Re: junk DNA or buffer DNA?

Geoff Smith (
Tue, 17 Mar 1998 12:23:08 -0800

> From: Hal Finney <>
> To:
> Subject: Re: junk DNA or buffer DNA?
> Date: Tuesday, March 17, 1998 10:34 AM
> I don't see how that would work. Just adding more junk DNA will not
> reduce the number of mutations in the coding DNA. The mutation rate is
> presumably constant per base.

This may be a bad presumption. I have seen many assume that mutation rate
is constant per base, but I have never seen a validation of that
assumption. If mutagens are in any way significant in causing mutation,
mutation rate will not be constant per base, as the amount of most mutation
is not directly related to the number of base pairs. (eg. UV radiation) I
would assume that for these mutagens, number of mutations has a greater
relation to the amount of mutagen than the number of base pairs.
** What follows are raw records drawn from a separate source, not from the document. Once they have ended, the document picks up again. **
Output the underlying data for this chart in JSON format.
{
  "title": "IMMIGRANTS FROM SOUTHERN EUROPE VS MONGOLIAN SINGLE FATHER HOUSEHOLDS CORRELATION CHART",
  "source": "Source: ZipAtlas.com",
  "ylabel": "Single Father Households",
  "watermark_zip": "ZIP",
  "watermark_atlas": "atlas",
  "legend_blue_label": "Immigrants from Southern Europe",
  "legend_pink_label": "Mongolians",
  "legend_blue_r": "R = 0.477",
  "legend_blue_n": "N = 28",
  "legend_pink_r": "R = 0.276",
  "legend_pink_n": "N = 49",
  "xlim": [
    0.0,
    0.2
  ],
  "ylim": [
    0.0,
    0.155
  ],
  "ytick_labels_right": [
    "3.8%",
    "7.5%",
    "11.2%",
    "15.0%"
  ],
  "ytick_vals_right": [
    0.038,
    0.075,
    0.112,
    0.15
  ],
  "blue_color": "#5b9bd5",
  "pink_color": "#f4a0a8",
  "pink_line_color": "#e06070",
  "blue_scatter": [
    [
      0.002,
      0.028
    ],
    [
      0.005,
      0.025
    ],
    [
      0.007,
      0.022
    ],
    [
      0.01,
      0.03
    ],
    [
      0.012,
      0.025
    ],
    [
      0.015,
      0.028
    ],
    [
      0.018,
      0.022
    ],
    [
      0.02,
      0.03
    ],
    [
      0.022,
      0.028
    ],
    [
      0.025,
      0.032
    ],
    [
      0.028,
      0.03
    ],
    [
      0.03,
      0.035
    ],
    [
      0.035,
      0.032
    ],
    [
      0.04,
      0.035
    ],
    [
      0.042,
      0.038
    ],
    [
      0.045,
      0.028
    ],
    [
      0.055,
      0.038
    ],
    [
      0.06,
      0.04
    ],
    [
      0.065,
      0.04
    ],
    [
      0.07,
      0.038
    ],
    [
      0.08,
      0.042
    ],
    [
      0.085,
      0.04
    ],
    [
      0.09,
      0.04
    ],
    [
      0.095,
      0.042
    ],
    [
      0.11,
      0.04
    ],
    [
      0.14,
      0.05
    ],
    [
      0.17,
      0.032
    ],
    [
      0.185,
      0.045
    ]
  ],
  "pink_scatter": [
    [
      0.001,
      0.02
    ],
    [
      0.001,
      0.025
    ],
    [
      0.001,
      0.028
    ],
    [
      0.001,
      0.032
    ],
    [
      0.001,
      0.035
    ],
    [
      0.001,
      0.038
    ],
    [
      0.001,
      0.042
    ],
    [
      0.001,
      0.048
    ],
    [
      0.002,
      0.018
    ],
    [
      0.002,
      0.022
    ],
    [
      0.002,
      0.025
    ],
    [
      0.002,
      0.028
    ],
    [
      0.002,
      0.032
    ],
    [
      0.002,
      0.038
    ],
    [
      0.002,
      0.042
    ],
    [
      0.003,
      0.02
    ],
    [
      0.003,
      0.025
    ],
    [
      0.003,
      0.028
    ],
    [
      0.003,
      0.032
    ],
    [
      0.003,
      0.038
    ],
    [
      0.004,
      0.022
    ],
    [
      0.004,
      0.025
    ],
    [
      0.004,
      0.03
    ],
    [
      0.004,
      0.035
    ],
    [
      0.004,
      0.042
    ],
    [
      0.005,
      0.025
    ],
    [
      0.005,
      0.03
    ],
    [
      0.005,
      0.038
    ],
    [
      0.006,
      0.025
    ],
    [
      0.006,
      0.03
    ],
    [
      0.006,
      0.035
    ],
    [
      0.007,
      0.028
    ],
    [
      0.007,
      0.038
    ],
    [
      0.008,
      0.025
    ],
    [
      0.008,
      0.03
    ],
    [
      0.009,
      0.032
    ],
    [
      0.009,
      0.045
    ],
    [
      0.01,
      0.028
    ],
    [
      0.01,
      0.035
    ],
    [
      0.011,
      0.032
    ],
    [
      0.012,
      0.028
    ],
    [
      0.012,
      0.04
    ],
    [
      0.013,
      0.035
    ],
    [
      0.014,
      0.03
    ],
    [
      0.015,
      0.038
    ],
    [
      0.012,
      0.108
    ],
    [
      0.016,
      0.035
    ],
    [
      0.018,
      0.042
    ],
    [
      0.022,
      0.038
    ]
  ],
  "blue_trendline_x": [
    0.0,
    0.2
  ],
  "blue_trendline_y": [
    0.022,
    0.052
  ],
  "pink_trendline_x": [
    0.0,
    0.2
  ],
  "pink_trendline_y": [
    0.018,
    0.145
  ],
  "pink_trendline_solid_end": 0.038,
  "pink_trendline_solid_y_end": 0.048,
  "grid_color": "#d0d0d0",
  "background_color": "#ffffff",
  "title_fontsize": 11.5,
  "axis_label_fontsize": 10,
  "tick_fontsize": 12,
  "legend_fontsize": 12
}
Still, I'm not sure if I totally agree with junk DNA being a buffer... why
would you want to lower the rate of mutations? Populations are genetically
stagnant enough already, and mutation is pretty low with or without
introns. Also, why do frogs have many introns (even though they are mostly
protected from UV by water), while birds have very few (even though they
are flying through lots of radiation)?

> Adding N times as many bases will make
> sure that N/(N+1) of the mutations occur in the junk region, but there
> will still be the same number occuring in the coding part.